The Fairy tales that abound in the Principality have much in common with

like legends in other countries. This points to a common origin of all

such tales. There is a real and unreal, a mythical and a material aspect

to Fairy Folk-Lore. The prevalence, the obscurity, and the different

versions of the same Fairy tale show that their origin dates from remote

antiquity. The supernatural and the natural are strangely blended
br /> together in these legends, and this also points to their great age, and

intimates that these wild and imaginative Fairy narratives had some

historical foundation. If carefully sifted, these legends will yield a

fruitful harvest of ancient thoughts and facts connected with the history

of a people, which, as a race, is, perhaps, now extinct, but which has,

to a certain extent, been merged into a stronger and more robust race, by

whom they were conquered, and dispossessed of much of their land. The

conquerors of the Fair Tribe have transmitted to us tales of their timid,

unwarlike, but truthful predecessors of the soil, and these tales shew

that for a time both races were co-inhabitants of the land, and to a

certain extent, by stealth, intermarried.



Fairy tales, much alike in character, are to be heard in many countries,

peopled by branches of the Aryan race, and consequently these stories in

outline, were most probably in existence before the separation of the

families belonging to that race. It is not improbable that the emigrants

would carry with them, into all countries whithersoever they went, their

ancestral legends, and they would find no difficulty in supplying these

interesting stories with a home in their new country. If this

supposition be correct, we must look for the origin of Fairy Mythology in

the cradle of the Aryan people, and not in any part of the world

inhabited by descendants of that great race.

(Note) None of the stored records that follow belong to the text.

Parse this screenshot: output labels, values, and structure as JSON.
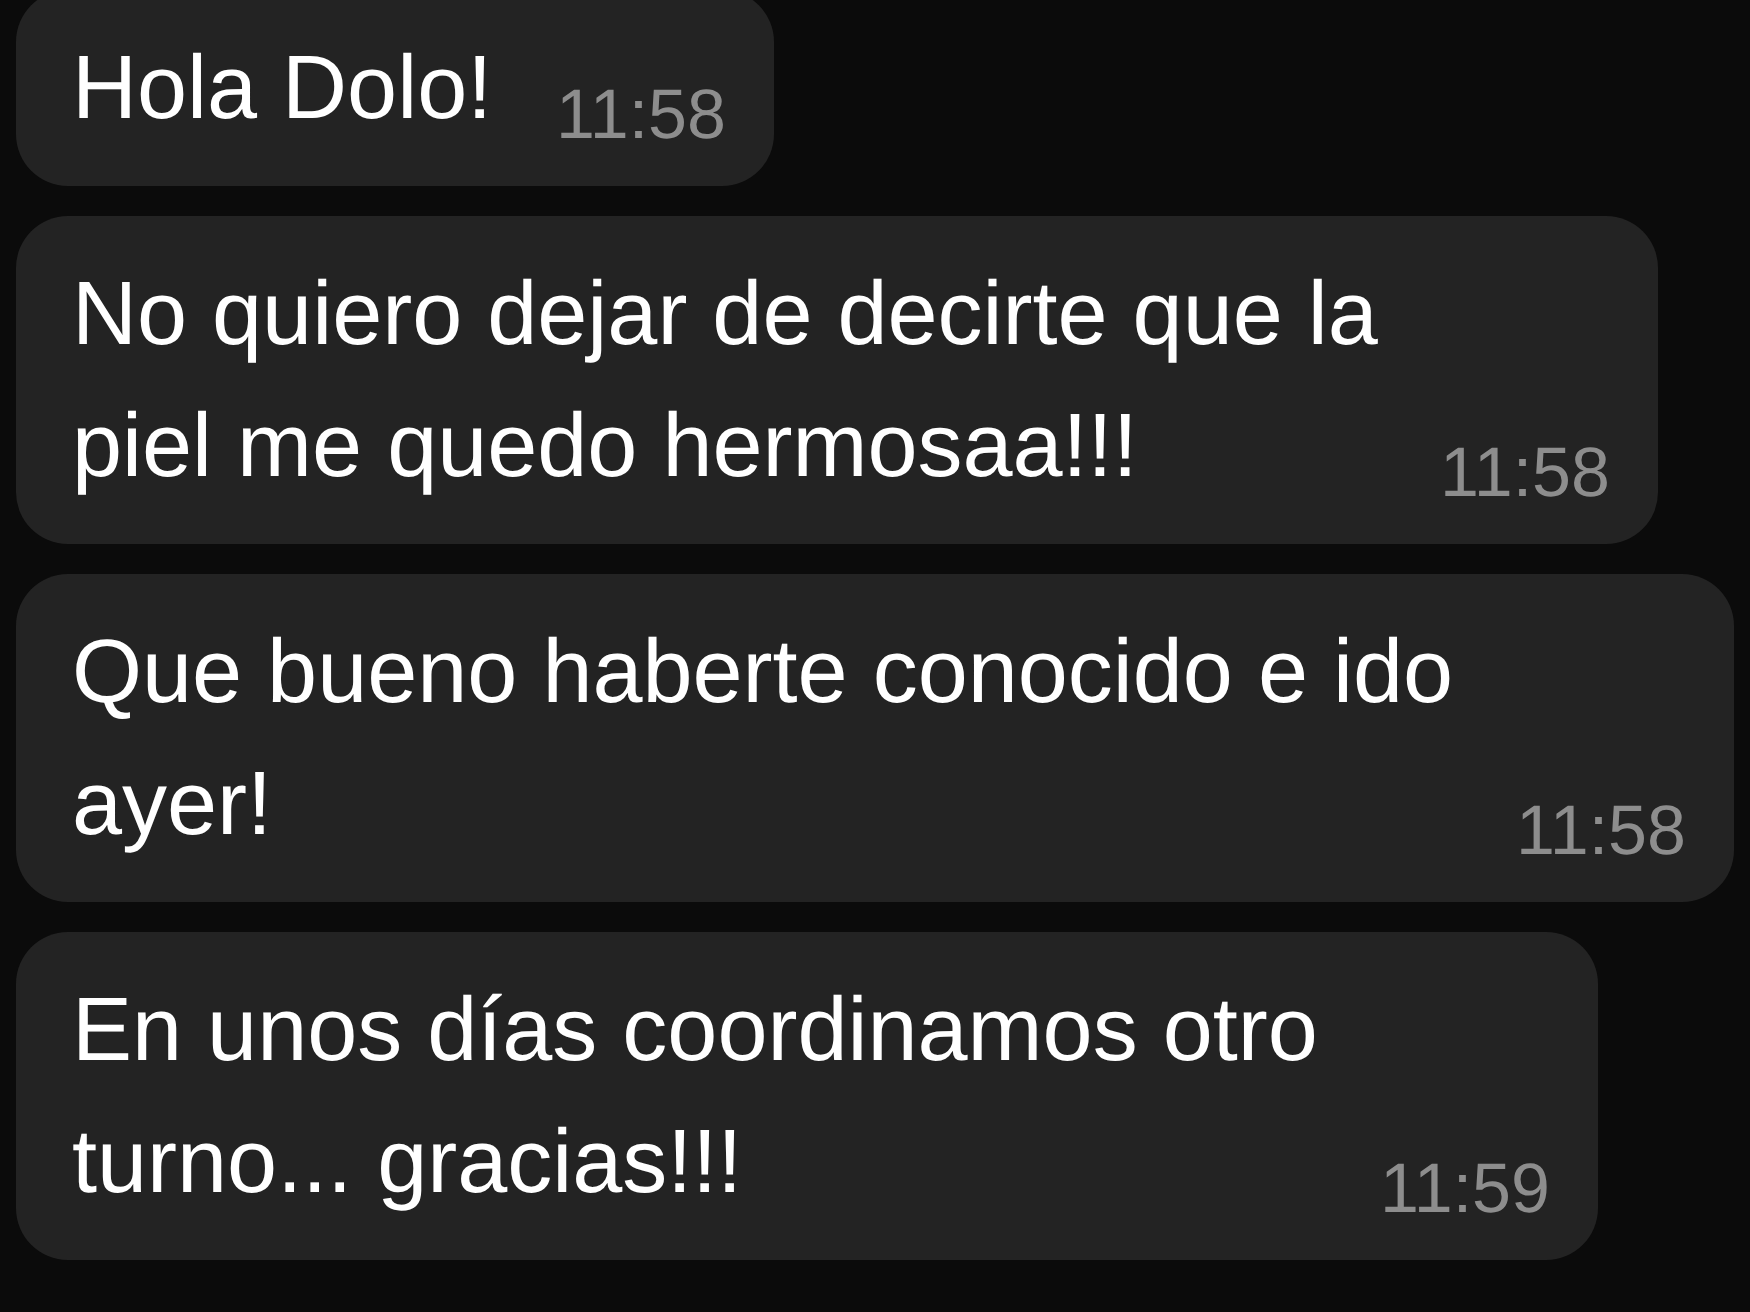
{
  "messages": [
    {
      "text": "Hola Dolo!",
      "time": "11:58"
    },
    {
      "text": "No quiero dejar de decirte que la piel me quedo hermosaa!!!",
      "time": "11:58"
    },
    {
      "text": "Que bueno haberte conocido e ido ayer!",
      "time": "11:58"
    },
    {
      "text": "En unos días coordinamos otro turno... gracias!!!",
      "time": "11:59"
    }
  ]
}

But it is not improbable that incidents in the process of colonization

would repeat themselves, or under special circumstances vary, and thus we

should have similar and different versions of the same historical event

in all countries once inhabited by a diminutive race, which was overcome

by a more powerful people.



In Wales Fairy legends have such peculiarities that they seem to be

historical fragments of by-gone days. And apparently they refer to a

race which immediately preceded the Celt in the occupation of the

country, and with which the Celt to a limited degree amalgamated.